Империя Ч | Страница: 71

  • Georgia
  • Verdana
  • Tahoma
  • Symbol
  • Arial
16
px

В глубине мрачного пространства дацана, далеко, тускло горели дрова в камине. Лесико подвели ближе к огню. Она ахнула. На тлеющих углях, среди взлизов пламени, стояли три голых раскосых мальчика.

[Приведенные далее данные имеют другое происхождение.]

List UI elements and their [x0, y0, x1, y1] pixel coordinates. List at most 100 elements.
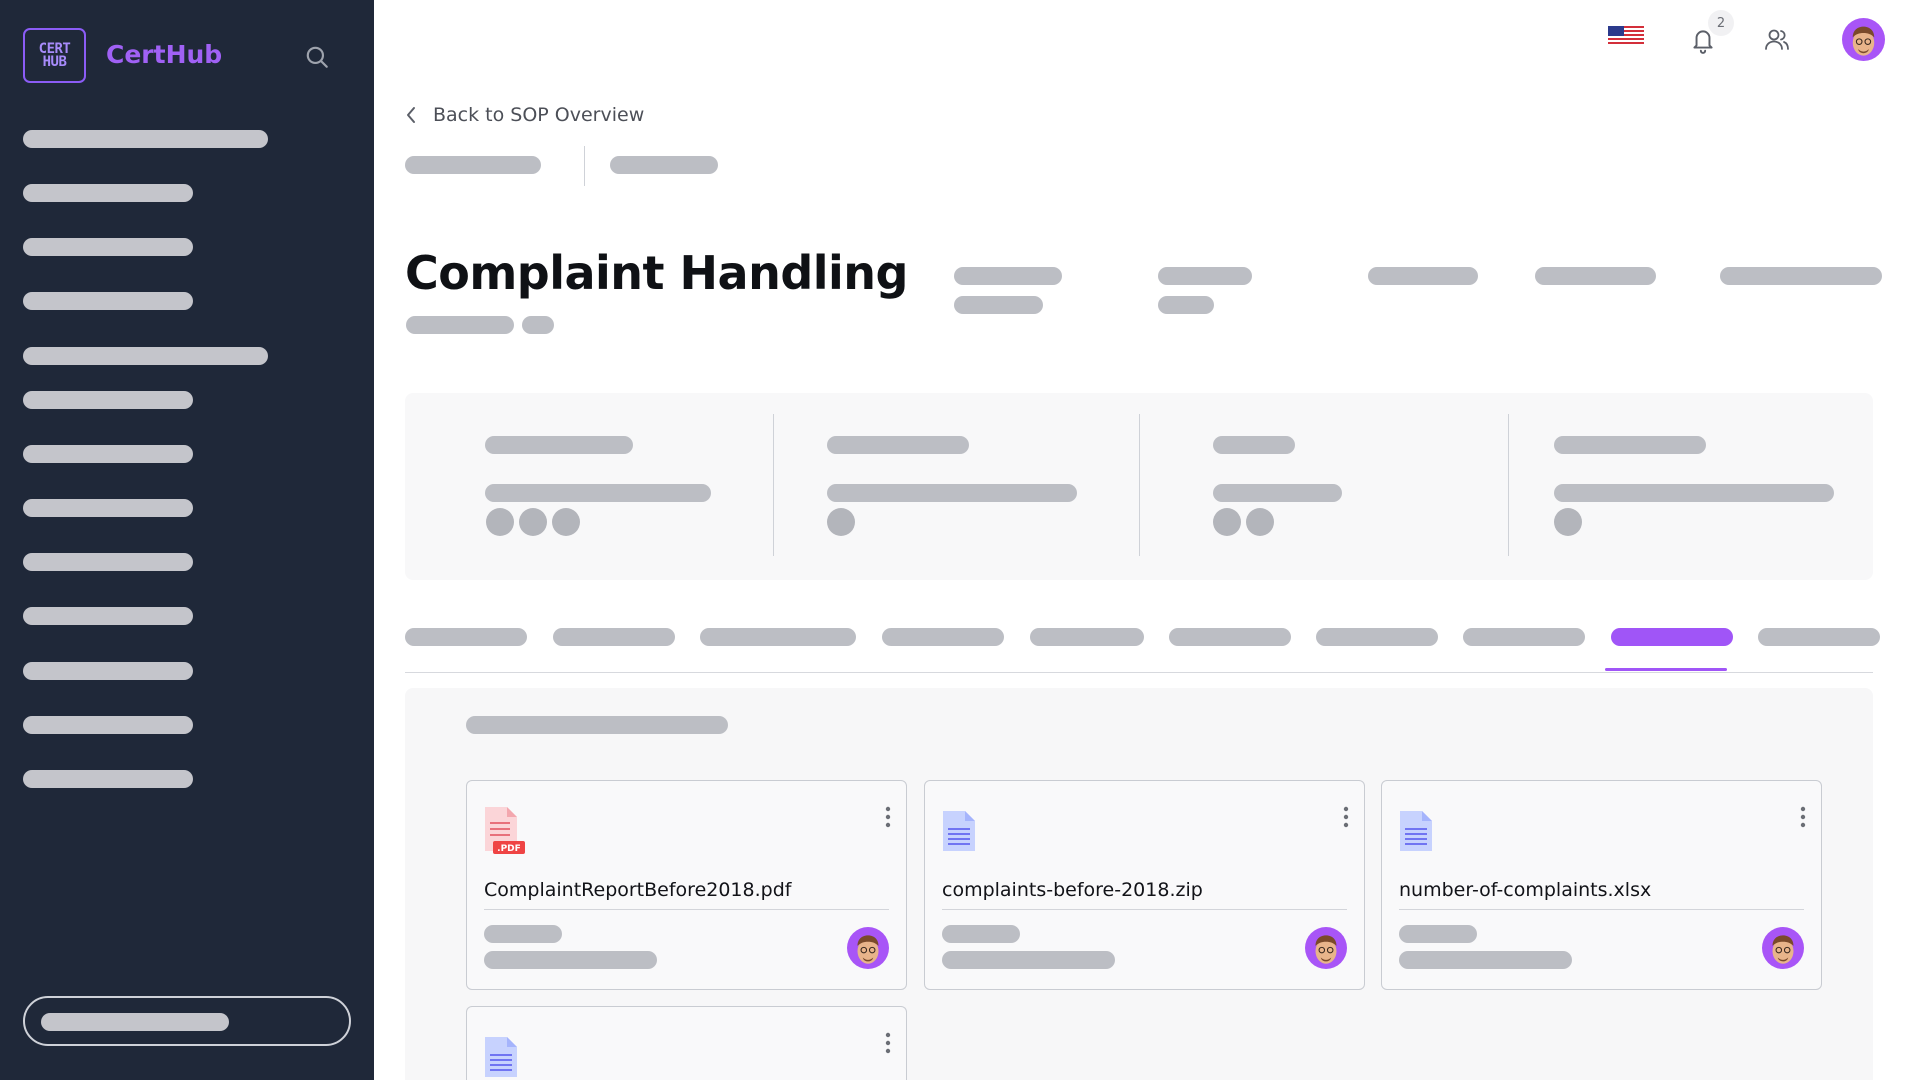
sidebar-item-6[interactable]	[23, 391, 193, 409]
sidebar-item-8[interactable]	[23, 499, 193, 517]
stat2-value	[827, 484, 1077, 502]
uploader-avatar[interactable]	[847, 927, 889, 969]
sidebar-footer-button[interactable]	[23, 996, 351, 1046]
logo-text-bottom: HUB	[42, 53, 67, 70]
stats-divider-2	[1139, 414, 1140, 556]
more-options-icon[interactable]	[884, 1031, 892, 1055]
stats-divider-3	[1508, 414, 1509, 556]
title-sub-placeholder-1	[406, 316, 514, 334]
tab-8[interactable]	[1463, 628, 1585, 646]
file-name[interactable]: complaints-before-2018.zip	[942, 879, 1203, 901]
card-divider	[484, 909, 889, 910]
file-card[interactable]: .PDF ComplaintReportBefore2018.pdf	[466, 780, 907, 990]
sidebar-footer-label-placeholder	[41, 1013, 229, 1031]
file-meta-placeholder-1	[1399, 925, 1477, 943]
stat2-avatar-1	[827, 508, 855, 536]
stat1-avatar-3	[552, 508, 580, 536]
page-title: Complaint Handling	[405, 246, 908, 300]
sidebar-item-9[interactable]	[23, 553, 193, 571]
tab-5[interactable]	[1030, 628, 1144, 646]
tab-6[interactable]	[1169, 628, 1291, 646]
info-col1-label	[954, 267, 1062, 285]
memoji-avatar-icon	[1852, 26, 1875, 56]
sidebar-item-10[interactable]	[23, 607, 193, 625]
tab-3[interactable]	[700, 628, 856, 646]
stat1-avatar-1	[486, 508, 514, 536]
sidebar-item-1[interactable]	[23, 130, 268, 148]
sidebar-item-7[interactable]	[23, 445, 193, 463]
stat4-avatar-1	[1554, 508, 1582, 536]
memoji-avatar-icon	[857, 935, 879, 964]
meta-placeholder-1	[405, 156, 541, 174]
uploader-avatar[interactable]	[1762, 927, 1804, 969]
files-section-heading-placeholder	[466, 716, 728, 734]
tab-4[interactable]	[882, 628, 1004, 646]
card-divider	[1399, 909, 1804, 910]
uploader-avatar[interactable]	[1305, 927, 1347, 969]
app-root: CERT HUB CertHub 2 Back to SOP Overview …	[0, 0, 1920, 1080]
sidebar-item-2[interactable]	[23, 184, 193, 202]
info-col2-label	[1158, 267, 1252, 285]
stat1-avatar-2	[519, 508, 547, 536]
file-meta-placeholder-2	[942, 951, 1115, 969]
more-options-icon[interactable]	[1799, 805, 1807, 829]
sidebar-item-3[interactable]	[23, 238, 193, 256]
title-sub-placeholder-2	[522, 316, 554, 334]
info-col3-label	[1368, 267, 1478, 285]
file-meta-placeholder-2	[1399, 951, 1572, 969]
back-link-label: Back to SOP Overview	[433, 104, 645, 126]
stat3-value	[1213, 484, 1342, 502]
users-icon[interactable]	[1763, 26, 1791, 54]
stat1-value	[485, 484, 711, 502]
stat2-label	[827, 436, 969, 454]
more-options-icon[interactable]	[884, 805, 892, 829]
file-name[interactable]: number-of-complaints.xlsx	[1399, 879, 1651, 901]
tab-10[interactable]	[1758, 628, 1880, 646]
tabs-baseline	[405, 672, 1873, 673]
document-file-icon	[1400, 811, 1432, 851]
file-card[interactable]	[466, 1006, 907, 1080]
info-col1-value	[954, 296, 1043, 314]
app-logo[interactable]: CERT HUB	[23, 28, 86, 83]
tab-files-active[interactable]	[1611, 628, 1733, 646]
tab-1[interactable]	[405, 628, 527, 646]
meta-placeholder-2	[610, 156, 718, 174]
info-col2-value	[1158, 296, 1214, 314]
stat1-label	[485, 436, 633, 454]
back-to-sop-overview-link[interactable]: Back to SOP Overview	[403, 104, 644, 126]
chevron-left-icon	[407, 107, 415, 123]
file-card[interactable]: complaints-before-2018.zip	[924, 780, 1365, 990]
user-avatar[interactable]	[1842, 18, 1885, 61]
search-icon[interactable]	[304, 44, 330, 70]
file-name[interactable]: ComplaintReportBefore2018.pdf	[484, 879, 791, 901]
memoji-avatar-icon	[1315, 935, 1337, 964]
file-meta-placeholder-2	[484, 951, 657, 969]
stats-divider-1	[773, 414, 774, 556]
app-name: CertHub	[106, 40, 223, 69]
tab-2[interactable]	[553, 628, 675, 646]
document-file-icon	[943, 811, 975, 851]
stat4-label	[1554, 436, 1706, 454]
memoji-avatar-icon	[1772, 935, 1794, 964]
info-col4-label	[1535, 267, 1656, 285]
stat4-value	[1554, 484, 1834, 502]
info-col5-label	[1720, 267, 1882, 285]
file-card[interactable]: number-of-complaints.xlsx	[1381, 780, 1822, 990]
sidebar-item-12[interactable]	[23, 716, 193, 734]
sidebar-item-4[interactable]	[23, 292, 193, 310]
card-divider	[942, 909, 1347, 910]
us-flag-icon[interactable]	[1608, 26, 1644, 46]
stat3-avatar-2	[1246, 508, 1274, 536]
notification-count-badge: 2	[1708, 10, 1734, 36]
sidebar-item-13[interactable]	[23, 770, 193, 788]
sidebar-item-11[interactable]	[23, 662, 193, 680]
stat3-avatar-1	[1213, 508, 1241, 536]
active-tab-underline	[1605, 668, 1727, 671]
sidebar-item-5[interactable]	[23, 347, 268, 365]
more-options-icon[interactable]	[1342, 805, 1350, 829]
meta-divider	[584, 146, 585, 186]
tab-7[interactable]	[1316, 628, 1438, 646]
file-meta-placeholder-1	[484, 925, 562, 943]
stat3-label	[1213, 436, 1295, 454]
pdf-file-icon: .PDF	[485, 807, 525, 854]
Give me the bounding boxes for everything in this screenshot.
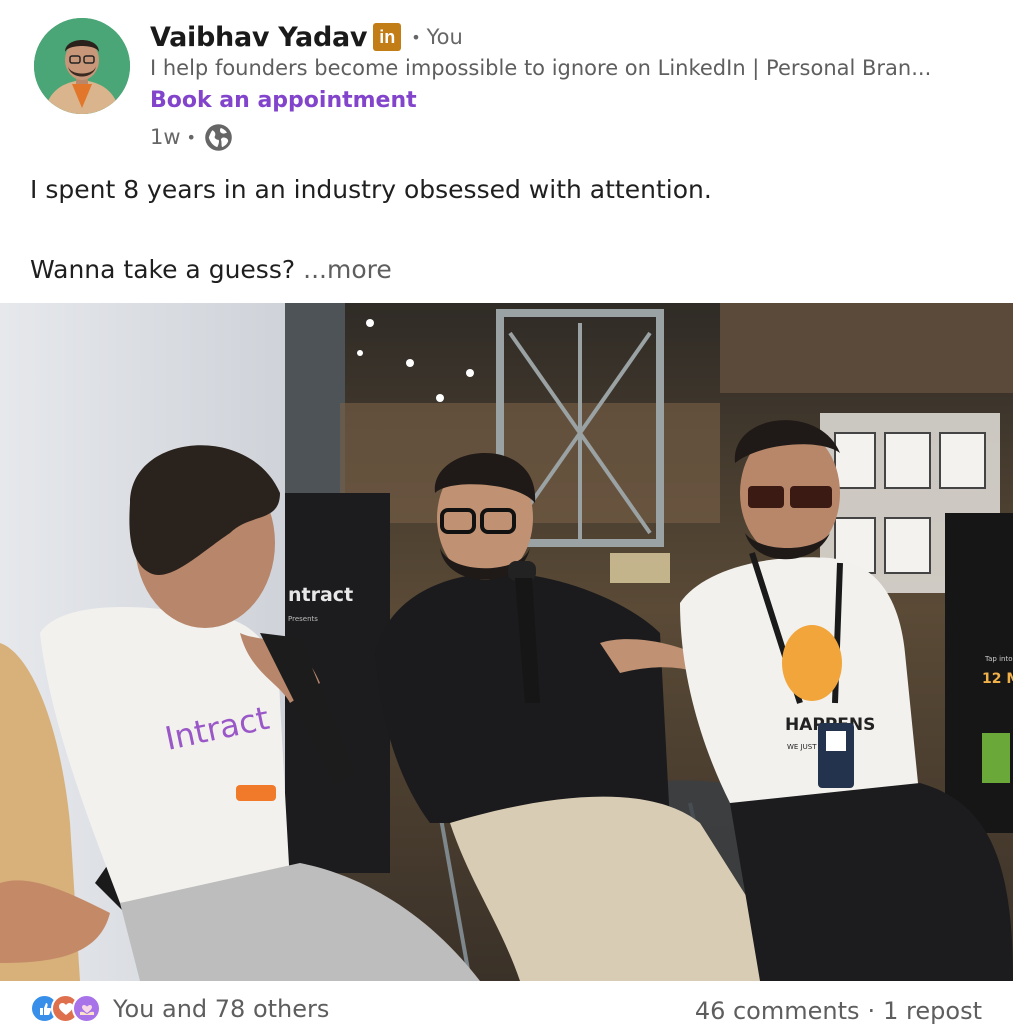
post-header: Vaibhav Yadav in • You I help founders b… xyxy=(0,0,1018,160)
sign-text: ntract xyxy=(288,584,353,606)
linkedin-badge-icon: in xyxy=(373,23,402,51)
screen-subtext: Tap into xyxy=(984,655,1012,663)
post-text-line: Wanna take a guess? ...more xyxy=(30,250,990,290)
post-text-fragment: Wanna take a guess? xyxy=(30,255,296,284)
see-more-button[interactable]: ...more xyxy=(303,255,392,284)
globe-icon[interactable] xyxy=(204,123,233,152)
separator-dot: · xyxy=(867,997,876,1025)
book-appointment-link[interactable]: Book an appointment xyxy=(150,88,417,113)
reposts-count-link[interactable]: 1 repost xyxy=(883,997,982,1025)
post-meta: 1w • xyxy=(150,122,233,152)
reactions-summary[interactable]: You and 78 others xyxy=(30,994,329,1023)
engagement-counts: 46 comments · 1 repost xyxy=(695,997,982,1025)
support-icon xyxy=(72,994,101,1023)
separator-dot: • xyxy=(186,127,196,147)
author-name[interactable]: Vaibhav Yadav xyxy=(150,22,368,53)
sign-subtext: Presents xyxy=(288,615,318,623)
author-row: Vaibhav Yadav in • You xyxy=(150,18,463,56)
avatar-image xyxy=(34,18,130,114)
post-text-line: I spent 8 years in an industry obsessed … xyxy=(30,175,712,204)
screen-text: 12 M xyxy=(982,671,1013,687)
author-avatar[interactable] xyxy=(34,18,130,114)
comments-count-link[interactable]: 46 comments xyxy=(695,997,860,1025)
author-headline: I help founders become impossible to ign… xyxy=(150,56,932,80)
panel-discussion-photo: ntract Presents 12 M Tap into Intract xyxy=(0,303,1013,981)
separator-dot: • xyxy=(411,27,421,47)
post-body: I spent 8 years in an industry obsessed … xyxy=(30,170,990,290)
social-counts: You and 78 others 46 comments · 1 repost xyxy=(0,984,1018,1032)
relation-label: You xyxy=(426,25,463,49)
reactions-count[interactable]: You and 78 others xyxy=(113,995,329,1023)
shirt2-subtext: WE JUST xyxy=(787,743,817,751)
post-image[interactable]: ntract Presents 12 M Tap into Intract xyxy=(0,303,1013,981)
post-age: 1w xyxy=(150,125,181,149)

Лица их кривились от боли и ужаса. Они уже обожгли себе ноги, остановившимися глазами смотрели, как огонь взбирается выше, хватает их за икры, голени.

— Зачем эти дети здесь?! — разъяренно заорала Лесико. — Вытащите их из печи! Спасите их!

Лама улыбнулся презрительно. Потрогал маленькую нефритовую нэцкэ, болтавшуюся на грубом шнурке на его груди, поверх темно-малиновой шелковой ткани.

— Эти дети исполняют обряд. Все в мире есть обряд, Лесико-сан. Запомни это.

— Все?!..

— Да, все, — твердо повторил лама, и скулы его затлели темным багрянцем. — И рожденье. И любовь. И вражда. И война. И жертвоприношенье. И смерть. И выход из состоянья бардо. Если ты исполнишь обряд настоящей любви, ты будешь свободно входить в бардо и выходить из бардо. Ты будешь владеть Временем.

Она отчаянно оглядывалась, ища у людей, вошедших за ламой в храм, поддержки, спасенья, пониманья. Бестрепетные, неподвижные лезвиеглазые восточные лица смотрели на нее.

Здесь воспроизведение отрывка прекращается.